What can you and your teens do to combat their stress?
- Watch for signs of stress, and actively use stress-management techniques. You can also find children-centered techniques in these HPRC resources. Recognize that stress-management skills are important to develop whether you are a Warfighter, family member, or civilian.
- Military parents can alert teachers and counselors when a parent is deployed and enlist whatever support is available.
- Parents’ well-being impacts their teens’ well-being. Be sure to take care of yourself by eating right (individually or with your family), exercising, and managing your own stress.
- Bolster resiliency skills, both in times of stress and in times of calm. You can learn how with practical tips in "Building Family Resilience."

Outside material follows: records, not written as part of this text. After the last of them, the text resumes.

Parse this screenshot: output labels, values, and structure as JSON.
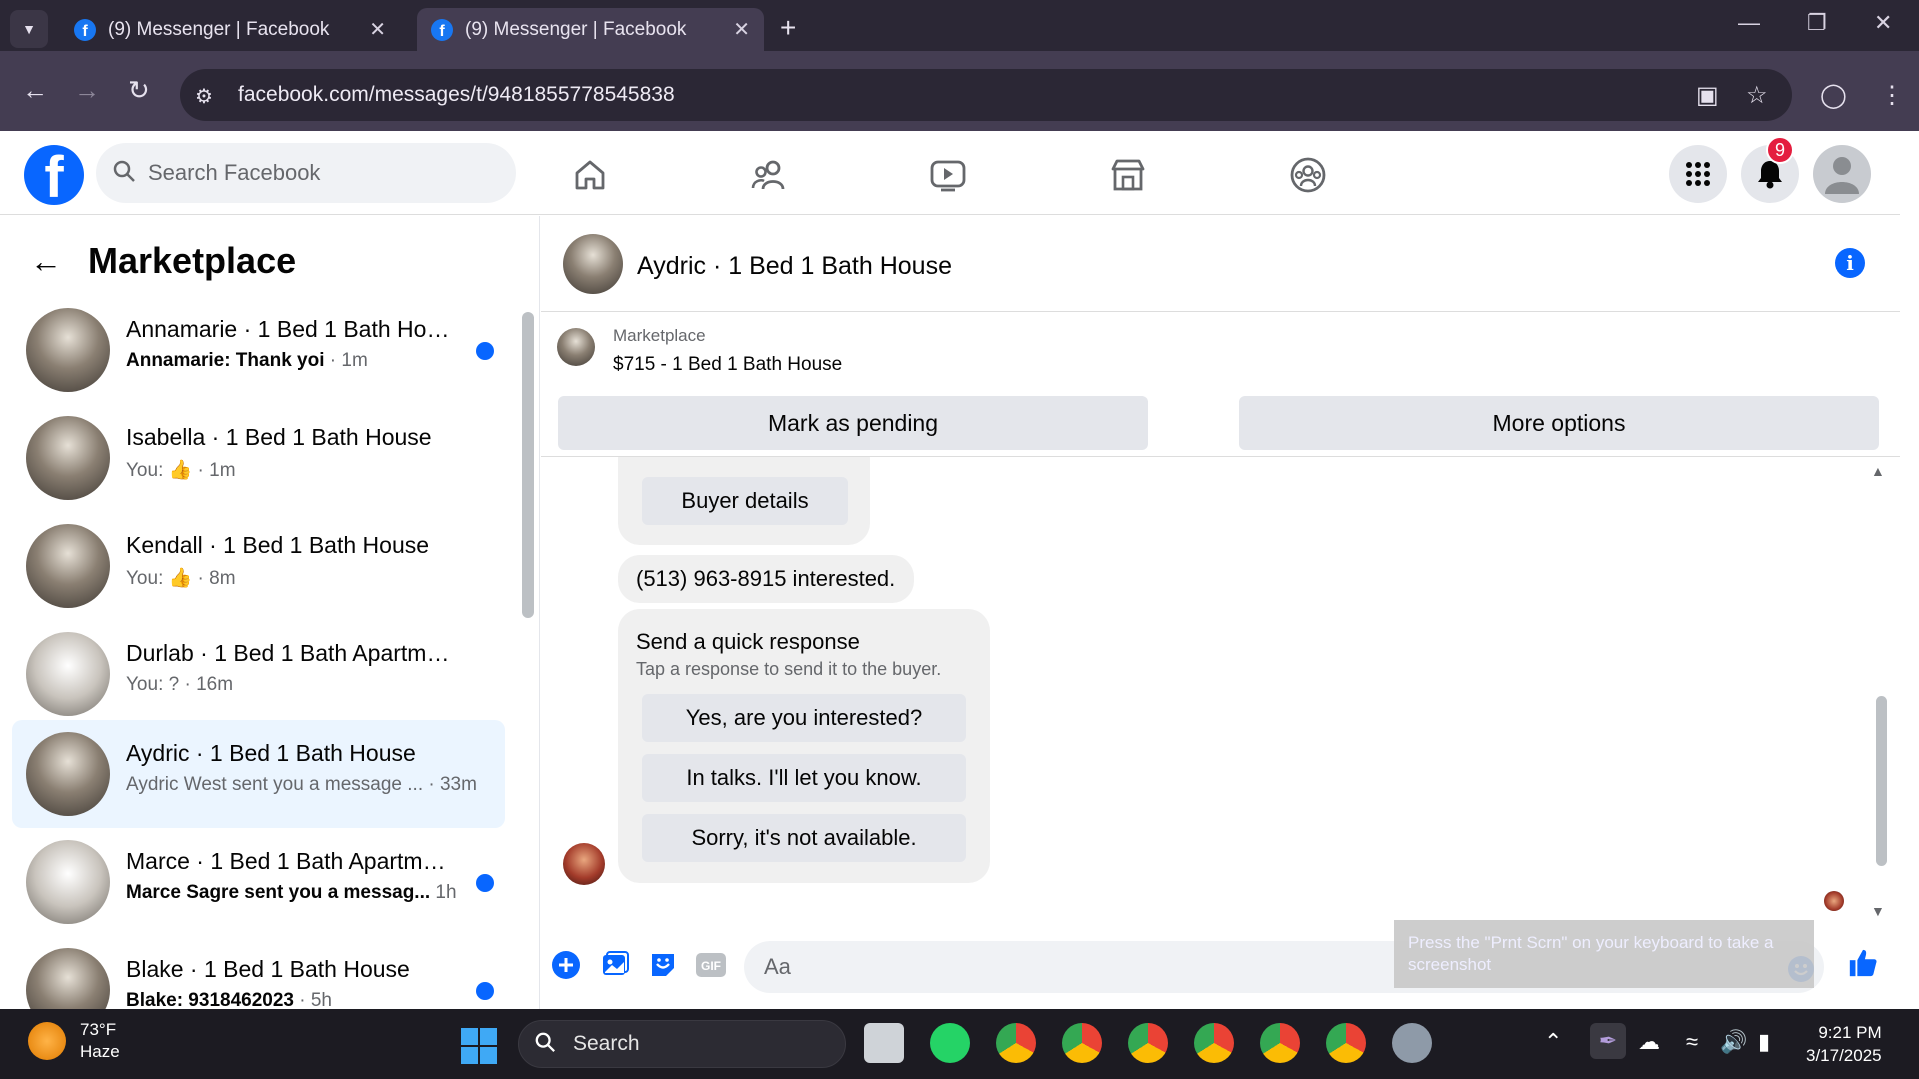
{
  "browser": {
    "tabs": [
      {
        "title": "(9) Messenger | Facebook",
        "active": false
      },
      {
        "title": "(9) Messenger | Facebook",
        "active": true
      }
    ],
    "url": "facebook.com/messages/t/9481855778545838"
  },
  "header": {
    "search_placeholder": "Search Facebook",
    "notification_count": "9"
  },
  "sidebar": {
    "title": "Marketplace",
    "conversations": [
      {
        "title": "Annamarie · 1 Bed 1 Bath House",
        "who": "Annamarie: Thank yoi",
        "time": " · 1m",
        "unread": true
      },
      {
        "title": "Isabella · 1 Bed 1 Bath House",
        "who": "You: 👍",
        "time": " · 1m",
        "unread": false
      },
      {
        "title": "Kendall · 1 Bed 1 Bath House",
        "who": "You: 👍",
        "time": " · 8m",
        "unread": false
      },
      {
        "title": "Durlab · 1 Bed 1 Bath Apartment...",
        "who": "You: ?",
        "time": " · 16m",
        "unread": false
      },
      {
        "title": "Aydric · 1 Bed 1 Bath House",
        "who": "Aydric West sent you a message ...",
        "time": " · 33m",
        "unread": false
      },
      {
        "title": "Marce · 1 Bed 1 Bath Apartmen...",
        "who": "Marce Sagre sent you a messag...",
        "time": "  1h",
        "unread": true
      },
      {
        "title": "Blake · 1 Bed 1 Bath House",
        "who": "Blake: 9318462023",
        "time": " · 5h",
        "unread": true
      }
    ]
  },
  "chat": {
    "name": "Aydric · 1 Bed 1 Bath House",
    "listing_category": "Marketplace",
    "listing_title": "$715 - 1 Bed 1 Bath House",
    "mark_pending": "Mark as pending",
    "more_options": "More options",
    "buyer_details": "Buyer details",
    "interested_msg": "(513) 963-8915 interested.",
    "quick_title": "Send a quick response",
    "quick_sub": "Tap a response to send it to the buyer.",
    "quick_responses": [
      "Yes, are you interested?",
      "In talks. I'll let you know.",
      "Sorry, it's not available."
    ],
    "input_placeholder": "Aa",
    "tooltip": "Press the \"Prnt Scrn\" on your keyboard to take a screenshot"
  },
  "taskbar": {
    "temp": "73°F",
    "weather": "Haze",
    "search": "Search",
    "time": "9:21 PM",
    "date": "3/17/2025"
  }
}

HPRC recently posted an article with questions that parents of deploying Warfighters need to ask, but families of National Guard and Reserve Warfighters have additional challenges when their Warfighter deploys (such as being away from support at installations, financial changes, and shifts in childcare). It can help to think through some of these challenges and come up with a game plan ahead of time. Here are some examples to start with:
- Who needs to know about the upcoming deployment? (Teachers, doctors…)
- What’s the plan in case of an emergency (either stateside or while deployed)?
- Will the childcare arrangements need to shift during deployment? (This is especially important for single parents.)
- Will family income be reduced? Who will manage finances during this time?
- How will family members keep in touch with the deployed Warfighter? Does everyone in the family agree, or are there individual preferences? (For example, your oldest child may prefer to Skype rather than write letters.)
- Are there any military support organizations those at home can use for extra support?
- Will any holidays or birthdays be missed during the deployment? If so, maybe something special can be done ahead of time and saved for the specific day.